How about this example? You forget your wife’s birthday and the day before you realize you didn’t get her a gift. You have no free cash and really feel like you need to get her a gift and want to use the money in your emergency fund to pay for it. You rationalize that if you don’t get her a nice gift, she might be really upset. Verdict: While celebrations are great and you may feel like you will get in a lot of trouble if you don’t get your wife a gift, it was an expected event. Her birthday comes along the same day every year. Poor planning or forgetfulness doesn’t constitute an emergency. This would not be a good use of your emergency fund.

Requires Immediate Action

When you need to act fast, time is of the essence. If you don’t act, something even worse could likely happen. Your adrenaline may be pumping and you need to get the situation taken care fast. Medical related emergencies are typically the ones that first come to my mind for this. When someone is unconscious or bleeding uncontrollably, there is no time to wait and it definitely requires immediate action and immediate funds to cover an ER visit.

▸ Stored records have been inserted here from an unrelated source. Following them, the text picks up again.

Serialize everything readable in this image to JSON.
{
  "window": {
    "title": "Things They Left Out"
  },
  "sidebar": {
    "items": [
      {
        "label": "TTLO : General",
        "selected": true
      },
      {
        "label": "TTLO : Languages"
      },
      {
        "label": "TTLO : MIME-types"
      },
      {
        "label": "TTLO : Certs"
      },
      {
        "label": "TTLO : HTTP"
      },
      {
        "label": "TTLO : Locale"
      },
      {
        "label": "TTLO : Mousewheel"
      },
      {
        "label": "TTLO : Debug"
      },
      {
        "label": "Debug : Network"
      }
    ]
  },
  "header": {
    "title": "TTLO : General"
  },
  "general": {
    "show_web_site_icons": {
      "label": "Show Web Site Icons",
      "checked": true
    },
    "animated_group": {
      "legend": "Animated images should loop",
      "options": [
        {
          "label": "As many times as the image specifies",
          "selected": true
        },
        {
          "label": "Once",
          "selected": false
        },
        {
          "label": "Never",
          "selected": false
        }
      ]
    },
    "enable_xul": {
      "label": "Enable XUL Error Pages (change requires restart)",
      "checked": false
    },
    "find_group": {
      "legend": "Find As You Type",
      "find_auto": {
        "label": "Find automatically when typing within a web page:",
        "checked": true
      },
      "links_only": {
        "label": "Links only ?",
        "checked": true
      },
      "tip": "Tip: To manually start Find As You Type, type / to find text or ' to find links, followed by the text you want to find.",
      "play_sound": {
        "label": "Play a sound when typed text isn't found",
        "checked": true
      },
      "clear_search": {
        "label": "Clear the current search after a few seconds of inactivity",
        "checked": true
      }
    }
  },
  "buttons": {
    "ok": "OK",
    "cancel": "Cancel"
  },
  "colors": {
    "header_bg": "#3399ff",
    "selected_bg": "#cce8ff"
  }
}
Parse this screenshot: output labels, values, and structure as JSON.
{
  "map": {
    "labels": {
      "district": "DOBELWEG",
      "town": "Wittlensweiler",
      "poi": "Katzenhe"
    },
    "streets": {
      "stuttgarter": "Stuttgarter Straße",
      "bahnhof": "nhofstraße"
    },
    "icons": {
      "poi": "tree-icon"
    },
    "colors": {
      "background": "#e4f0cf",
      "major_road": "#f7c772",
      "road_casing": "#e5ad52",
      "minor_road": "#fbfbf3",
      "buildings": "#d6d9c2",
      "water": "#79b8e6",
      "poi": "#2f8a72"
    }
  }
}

But are there times when it really isn’t absolutely necessary to pay for an item or service immediately? See what you think of this scenario. Your car is really old and should be replaced soon. You find out that a neighbor is listing their car for sale tomorrow and it is in great shape and at a great price. They will sell it to you now before it goes on sale to the general public, but it has to be today or it will be sold quickly to someone else. Verdict: Transportation is important, but your car does still work and you don’t have the money saved except for the money sitting in your emergency fund. While you may think immediate action is required, it really just means you may have to wait a bit longer to save and purchase a different used car.

Avoiding the Temptation

If you haven’t already been able to tell, it is very tempting to want to spend the money you have saved in an emergency fund for things that you want or that would be a great deal. But are they truly an emergency? I admit, it is hard to see that emergency fund just sitting in an account doing nothing. But quite frankly that is exactly what it is there for. When you absolutely need it, you will be absolutely glad it is there.

How to Build an Emergency Fund

So if you’ve seen the merit of an emergency fund and now know when to use it and when not to use it. Maybe you’re issue is that you still don’t know how to save and build one. A great way to build up your emergency fund is to do it in stages. What we’ve been talking about in the last two posts is primarily what I would refer to as the starter emergency fund. This would be about $1000 and could cover some of the more common or smaller emergencies. Eventually your goal should be to build it up to be able to cover 3-6 months of your expenses should you lose your job or be unable to work. A great way to do this is by reducing expenses in a certain category each month. A small sacrifice like doing without that coffee you buy on the way to work or eating out for lunch or dinner will help to get that account funded.

The quickest way to jump start your emergency fund is to sell something. Maybe you have a motorcycle or bicycle that you just don’t ride anymore or some sporting equipment that you just don’t use or need anymore. Get creative and look around in your closets, attics, garages, or basements. You’re bound to have some clothing, shoes, collectibles and other items of value in your house that you could sell online or at a garage sale.

Another way to get the emergency fund going is to bring in more income. It’s not easy to march in and ask for a raise any time you want, but you may be able to find a night, weekend or part-time job or seasonal employment. Are these easy to do? No. But no sacrifice is easy. Will you be a little tired from the extra work? Sure. But in the end, what you’re trying to do is provide security and safety for you and your family. Once you have some security net set up (emergency fund), I promise you will sleep much better and with less stress.